On Wed, February 8, 2012 6:34 pm, Arvydas Matiukas wrote:
| *****
| To join, leave or search the confocal microscopy listserv, go to:
| http://lists.umn.edu/cgi-bin/wa?A0=confocalmicroscopy
| *****
|
| Dear list,
|
| Please advice what is the most efficient/cheap way to deal
| with confocal laser instability. Our LSM 510 is 7 years old
| but  Ar and Hene 543 lasers have been replaced two years
| ago and have been used no more that 2000-2500 hrs.

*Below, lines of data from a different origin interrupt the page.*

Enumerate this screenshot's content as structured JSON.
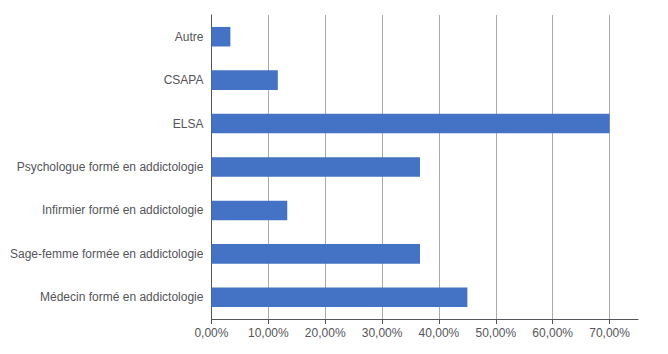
{
  "chart_data": {
    "type": "bar",
    "orientation": "horizontal",
    "categories": [
      "Médecin formé en addictologie",
      "Sage-femme formée en addictologie",
      "Infirmier formé en addictologie",
      "Psychologue formé en addictologie",
      "ELSA",
      "CSAPA",
      "Autre"
    ],
    "values": [
      0.45,
      0.3667,
      0.1333,
      0.3667,
      0.7,
      0.1167,
      0.0333
    ],
    "color": "#4472C4",
    "xlim": [
      0,
      0.75
    ],
    "xticks": [
      {
        "value": 0.0,
        "label": "0,00%"
      },
      {
        "value": 0.1,
        "label": "10,00%"
      },
      {
        "value": 0.2,
        "label": "20,00%"
      },
      {
        "value": 0.3,
        "label": "30,00%"
      },
      {
        "value": 0.4,
        "label": "40,00%"
      },
      {
        "value": 0.5,
        "label": "50,00%"
      },
      {
        "value": 0.6,
        "label": "60,00%"
      },
      {
        "value": 0.7,
        "label": "70,00%"
      }
    ],
    "grid": true
  }
}
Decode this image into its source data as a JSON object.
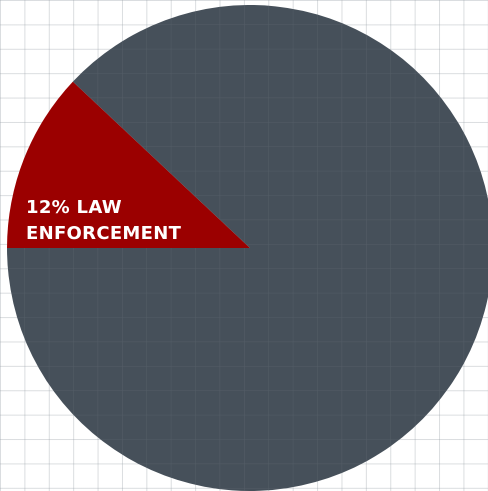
{
  "chart_data": {
    "type": "pie",
    "slices": [
      {
        "label_lines": [
          "12% LAW",
          "ENFORCEMENT"
        ],
        "value": 12,
        "color": "#9b0000"
      },
      {
        "label_lines": [],
        "value": 88,
        "color": "#46505a"
      }
    ],
    "grid": true,
    "legend": "none"
  },
  "colors": {
    "background": "#ffffff",
    "grid_line": "#969ea5",
    "slice_grid_line": "#5e6871"
  }
}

| Users started complaining about 488nm and 543nm laser
| line stability, and I measured it using Chroma fluorescent
| plastic slides and 10x objective. The frame- averaged fluorescent
| signal is reduced by 40-50% in 1hr after laser start. The decline
| curve is quite steady after first 3-5 min with some fluctuations.
|
| The  most disturbing  are intermittent large scale signal fluctuations
| (2-4 fold)
| occurring on about a minute timescale. They kill dynamic (e.g. FRET) or
| long-term imaging. They happen irregularly, on average once in 4-5 days,
| and always after 2-3 hrs after the lasers are started.
|
| In a related post several years ago laser cooling, laser polarization,
| AOTF cooling,
| and AOTF driver stability were listed as the key factors. I am quite
| confident that cooling
| is not an issue as the fans within the equipment boxes are working well,
| and whole room
| has a powerful local conditioning system which maintains ambient
| temperature very stable.
| Zeiss engineer checked the fibers recently, and suggested that maybe AOTF
| drivers are
| not stable. As we are not on service contract and have to pay for every
| replacement I
| would be interested to do more testing myself to identify the failing
| component.
|
| Any suggestions/advices are very welcome. I can provide the measurement
| curves if
| somebody is intersted (contact me off list).
|
| Thanks,
| Arvydas
|
|
|
|
|
|
| Arvydas Matiukas, Ph.D.
| Director of Confocal&Two-Photon Core
| Department of Pharmacology
| SUNY Upstate Medical University
| 766 Irving Ave., WH 3167
| Syracuse, NY 13210
| tel.: 315-464-7997
| fax: 315-464-8014
| email: [hidden email]
|


--
Peter Gabriel Pitrone - TechRMS
Microscopy/Imaging Specialist
Prof. Dr. Pavel Tomancak group
Max Planck Institute for
Molecular Biology and Genetics
Pfotenhauerstr. 108
01307 Dresden

"If a straight line fit is required, obtain only two data points." - Anon.